Whatever one might think of gambling, in a season notorious for its unpredictability, today is a day when those that do indulge are going to have to earn their money.
On the face of it, Red Bull, which, despite the various FIA rulings, is clearly back on top of its game; strangely enough at a circuit on which it has never really shone, while Sebastian Vettel is clearly a man on a mission.
However, despite the expected fear of tyre wear, Lewis Hamilton is looking good here this weekend as is Fernando Alonso.
One thing is certain; and we're sticking our necks out here, it appears that Chris Freer's prediction that Kimi Raikkonen will win here was wide of the mark.
Montreal has a reputation for throwing up surprises, not least way back in 1978 when the man after whom the track is now named took an audacious win, indeed his first world championship Grand Prix win. There have been many more surprise results since then - Alesi in 1995 - not least last year when, against all odds, Jenson Button came through from last, surviving a crash with his teammate, to take victory on the last lap when Vettel made a rare error.
With the Englishman enjoying a difficult return here twelve months later, no wonder team boss Martin Whitmarsh insists on reminding him that it can be done.
However, other than Vettel, Hamilton and Alonso, let's not forget Webber, while Massa has been looking good of late. Then there's Rosberg, who finally broke his duck this year, and, of course, his teammate, Schumacher, a six-time winner here.
While some are given to hyperbole, at Pitpass we do our very best to avoid it. Nonetheless, we have no hesitation in stating that this is a race where anything can happen and most probably will.
In recent years it has been shown that pole is not vital here, though Vettel will aim to capitalise on it. On the other hand, the Circuit Gilles Villeneuve has a reputation for first lap incidents - and let's not forget the legendary Wall of Champions. Like Monaco, mistake here rarely go unpunished.
One thing pretty much for certain, especially in view of last year, the longest race in the history of F1, the weather is unlikely to play a significant role in today's race, at least in terms of rain. On the other hand, temperature fluctuations could play havoc with tyre strategies this afternoon, a factor on which some drivers are building their hopes.
Unlike last year, there is but one DRS zone here today, with activation shortly after the hairpin on the straight leading to the pit entrance. Tyre options, like Monaco, are soft and supersoft.
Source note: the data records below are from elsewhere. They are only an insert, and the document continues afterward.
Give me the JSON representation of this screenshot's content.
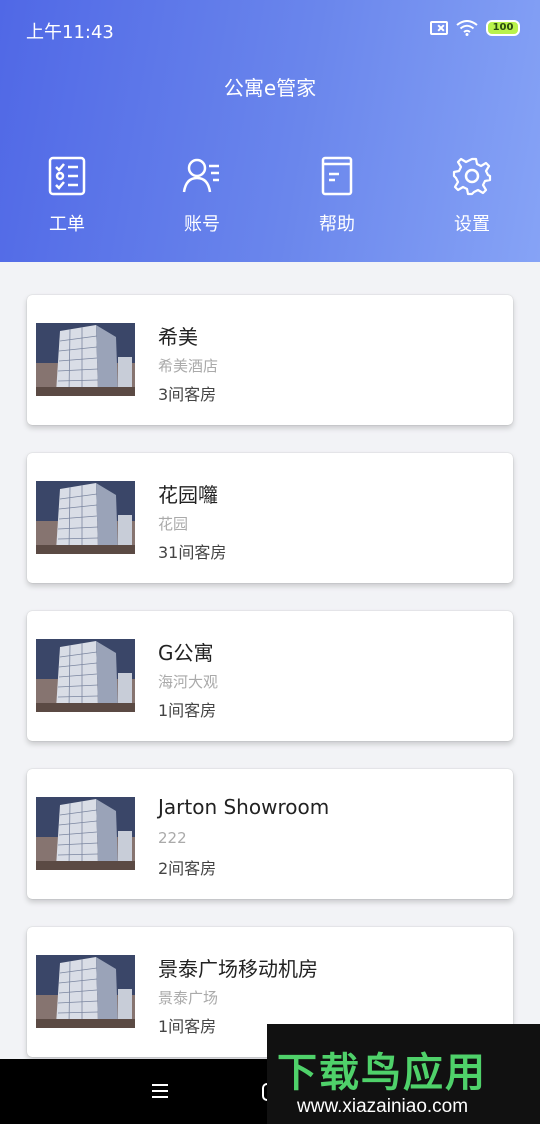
{
  "status_bar": {
    "time": "上午11:43",
    "battery": "100"
  },
  "header": {
    "title": "公寓e管家"
  },
  "nav": [
    {
      "label": "工单",
      "icon": "work-order-icon"
    },
    {
      "label": "账号",
      "icon": "account-icon"
    },
    {
      "label": "帮助",
      "icon": "help-book-icon"
    },
    {
      "label": "设置",
      "icon": "gear-icon"
    }
  ],
  "properties": [
    {
      "name": "希美",
      "subtitle": "希美酒店",
      "rooms": "3间客房"
    },
    {
      "name": "花园囖",
      "subtitle": "花园",
      "rooms": "31间客房"
    },
    {
      "name": "G公寓",
      "subtitle": "海河大观",
      "rooms": "1间客房"
    },
    {
      "name": "Jarton Showroom",
      "subtitle": "222",
      "rooms": "2间客房"
    },
    {
      "name": "景泰广场移动机房",
      "subtitle": "景泰广场",
      "rooms": "1间客房"
    }
  ],
  "watermark": {
    "title": "下载鸟应用",
    "url": "www.xiazainiao.com"
  },
  "colors": {
    "header_start": "#5068e6",
    "header_end": "#86a3f6",
    "background": "#f2f3f6"
  }
}
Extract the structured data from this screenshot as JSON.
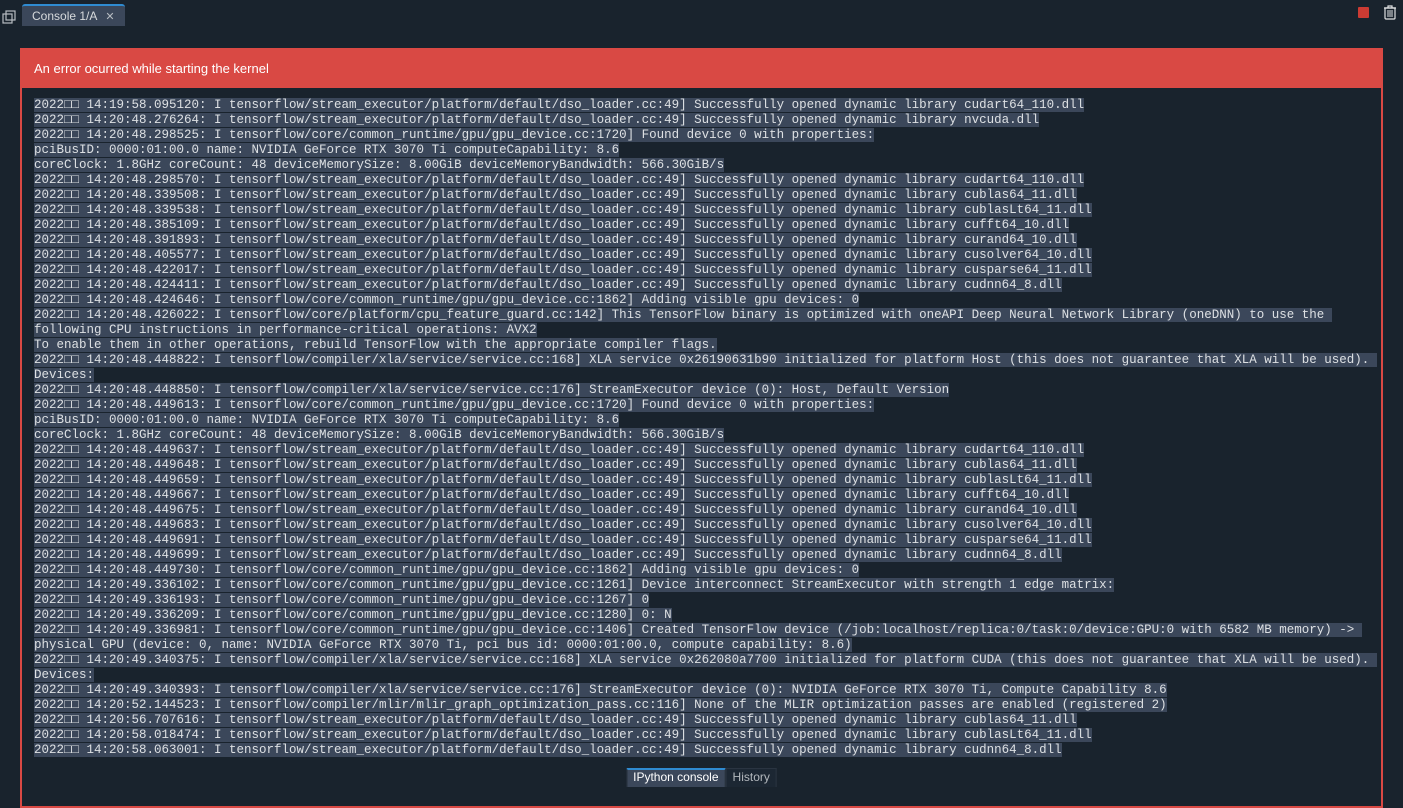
{
  "tab": {
    "label": "Console 1/A"
  },
  "error_banner": {
    "title": "An error ocurred while starting the kernel"
  },
  "console_lines": [
    "2022□□ 14:19:58.095120: I tensorflow/stream_executor/platform/default/dso_loader.cc:49] Successfully opened dynamic library cudart64_110.dll",
    "2022□□ 14:20:48.276264: I tensorflow/stream_executor/platform/default/dso_loader.cc:49] Successfully opened dynamic library nvcuda.dll",
    "2022□□ 14:20:48.298525: I tensorflow/core/common_runtime/gpu/gpu_device.cc:1720] Found device 0 with properties:",
    "pciBusID: 0000:01:00.0 name: NVIDIA GeForce RTX 3070 Ti computeCapability: 8.6",
    "coreClock: 1.8GHz coreCount: 48 deviceMemorySize: 8.00GiB deviceMemoryBandwidth: 566.30GiB/s",
    "2022□□ 14:20:48.298570: I tensorflow/stream_executor/platform/default/dso_loader.cc:49] Successfully opened dynamic library cudart64_110.dll",
    "2022□□ 14:20:48.339508: I tensorflow/stream_executor/platform/default/dso_loader.cc:49] Successfully opened dynamic library cublas64_11.dll",
    "2022□□ 14:20:48.339538: I tensorflow/stream_executor/platform/default/dso_loader.cc:49] Successfully opened dynamic library cublasLt64_11.dll",
    "2022□□ 14:20:48.385109: I tensorflow/stream_executor/platform/default/dso_loader.cc:49] Successfully opened dynamic library cufft64_10.dll",
    "2022□□ 14:20:48.391893: I tensorflow/stream_executor/platform/default/dso_loader.cc:49] Successfully opened dynamic library curand64_10.dll",
    "2022□□ 14:20:48.405577: I tensorflow/stream_executor/platform/default/dso_loader.cc:49] Successfully opened dynamic library cusolver64_10.dll",
    "2022□□ 14:20:48.422017: I tensorflow/stream_executor/platform/default/dso_loader.cc:49] Successfully opened dynamic library cusparse64_11.dll",
    "2022□□ 14:20:48.424411: I tensorflow/stream_executor/platform/default/dso_loader.cc:49] Successfully opened dynamic library cudnn64_8.dll",
    "2022□□ 14:20:48.424646: I tensorflow/core/common_runtime/gpu/gpu_device.cc:1862] Adding visible gpu devices: 0",
    "2022□□ 14:20:48.426022: I tensorflow/core/platform/cpu_feature_guard.cc:142] This TensorFlow binary is optimized with oneAPI Deep Neural Network Library (oneDNN) to use the following CPU instructions in performance‑critical operations: AVX2",
    "To enable them in other operations, rebuild TensorFlow with the appropriate compiler flags.",
    "2022□□ 14:20:48.448822: I tensorflow/compiler/xla/service/service.cc:168] XLA service 0x26190631b90 initialized for platform Host (this does not guarantee that XLA will be used). Devices:",
    "2022□□ 14:20:48.448850: I tensorflow/compiler/xla/service/service.cc:176] StreamExecutor device (0): Host, Default Version",
    "2022□□ 14:20:48.449613: I tensorflow/core/common_runtime/gpu/gpu_device.cc:1720] Found device 0 with properties:",
    "pciBusID: 0000:01:00.0 name: NVIDIA GeForce RTX 3070 Ti computeCapability: 8.6",
    "coreClock: 1.8GHz coreCount: 48 deviceMemorySize: 8.00GiB deviceMemoryBandwidth: 566.30GiB/s",
    "2022□□ 14:20:48.449637: I tensorflow/stream_executor/platform/default/dso_loader.cc:49] Successfully opened dynamic library cudart64_110.dll",
    "2022□□ 14:20:48.449648: I tensorflow/stream_executor/platform/default/dso_loader.cc:49] Successfully opened dynamic library cublas64_11.dll",
    "2022□□ 14:20:48.449659: I tensorflow/stream_executor/platform/default/dso_loader.cc:49] Successfully opened dynamic library cublasLt64_11.dll",
    "2022□□ 14:20:48.449667: I tensorflow/stream_executor/platform/default/dso_loader.cc:49] Successfully opened dynamic library cufft64_10.dll",
    "2022□□ 14:20:48.449675: I tensorflow/stream_executor/platform/default/dso_loader.cc:49] Successfully opened dynamic library curand64_10.dll",
    "2022□□ 14:20:48.449683: I tensorflow/stream_executor/platform/default/dso_loader.cc:49] Successfully opened dynamic library cusolver64_10.dll",
    "2022□□ 14:20:48.449691: I tensorflow/stream_executor/platform/default/dso_loader.cc:49] Successfully opened dynamic library cusparse64_11.dll",
    "2022□□ 14:20:48.449699: I tensorflow/stream_executor/platform/default/dso_loader.cc:49] Successfully opened dynamic library cudnn64_8.dll",
    "2022□□ 14:20:48.449730: I tensorflow/core/common_runtime/gpu/gpu_device.cc:1862] Adding visible gpu devices: 0",
    "2022□□ 14:20:49.336102: I tensorflow/core/common_runtime/gpu/gpu_device.cc:1261] Device interconnect StreamExecutor with strength 1 edge matrix:",
    "2022□□ 14:20:49.336193: I tensorflow/core/common_runtime/gpu/gpu_device.cc:1267] 0",
    "2022□□ 14:20:49.336209: I tensorflow/core/common_runtime/gpu/gpu_device.cc:1280] 0: N",
    "2022□□ 14:20:49.336981: I tensorflow/core/common_runtime/gpu/gpu_device.cc:1406] Created TensorFlow device (/job:localhost/replica:0/task:0/device:GPU:0 with 6582 MB memory) ‑> physical GPU (device: 0, name: NVIDIA GeForce RTX 3070 Ti, pci bus id: 0000:01:00.0, compute capability: 8.6)",
    "2022□□ 14:20:49.340375: I tensorflow/compiler/xla/service/service.cc:168] XLA service 0x262080a7700 initialized for platform CUDA (this does not guarantee that XLA will be used). Devices:",
    "2022□□ 14:20:49.340393: I tensorflow/compiler/xla/service/service.cc:176] StreamExecutor device (0): NVIDIA GeForce RTX 3070 Ti, Compute Capability 8.6",
    "2022□□ 14:20:52.144523: I tensorflow/compiler/mlir/mlir_graph_optimization_pass.cc:116] None of the MLIR optimization passes are enabled (registered 2)",
    "2022□□ 14:20:56.707616: I tensorflow/stream_executor/platform/default/dso_loader.cc:49] Successfully opened dynamic library cublas64_11.dll",
    "2022□□ 14:20:58.018474: I tensorflow/stream_executor/platform/default/dso_loader.cc:49] Successfully opened dynamic library cublasLt64_11.dll",
    "2022□□ 14:20:58.063001: I tensorflow/stream_executor/platform/default/dso_loader.cc:49] Successfully opened dynamic library cudnn64_8.dll"
  ],
  "bottom_tabs": {
    "active": "IPython console",
    "inactive": "History"
  }
}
While most are expecting a two-stop strategy, other believe a one-stopper is possible, Perez and Button immediately springing to mind.
A late decision to change the gearbox on Pastor Maldonado's car - the result of his clash with the Wall of Champions in qualifying - sees the Williams driver incur his third penalty in two races. Having qualified seventeenth he now moves back to twenty-second.
The pitlane opens and the first drivers start making their way to the grid. Air temperature is 27 degrees C while the track temperature is 45 degrees. Humidity is 28 percent while the wind speed is 1.7 mps.
Adrian Newey walks the grid checking out the opposition, he pays the Lotus particular attention… then moves on to the McLaren.
Of the front five rows, all but Button are starting on the option rubber (super soft), the exception being Button who starts on the prime (soft).
They head off on the warm-up lap, all get away cleanly; Raikkonen, Hulkenberg, Perez, de la Rosa and Maldonado, like Button, on prime rubber.
They're away, Vettel gets away cleanly and as they head through the first corner there are no significant incidents. A poor start from Alonso who is caught napping while Massa closes on Rosberg.
At the end of lap 1, it's: Vettel, Hamilton, Alonso, Webber, Rosberg, Massa, di Resta, Grosjean, Schumacher and Button. Massa is all over Rosberg. Maldonado up to nineteenth from twenty-second.
Next time around Massa sweeps past Rosberg going into the final chicane. Vettel posts the fastest lap (20.663).
As a queue forms behind Rosberg, Raikkonen is eleventh, ahead of Kobayashi, Perez, Hulkenberg, Kovalainen and Senna. Di Resta, making use of his DRS, leaves Rosberg for dead. Button lapping over a second off Vettel's pace.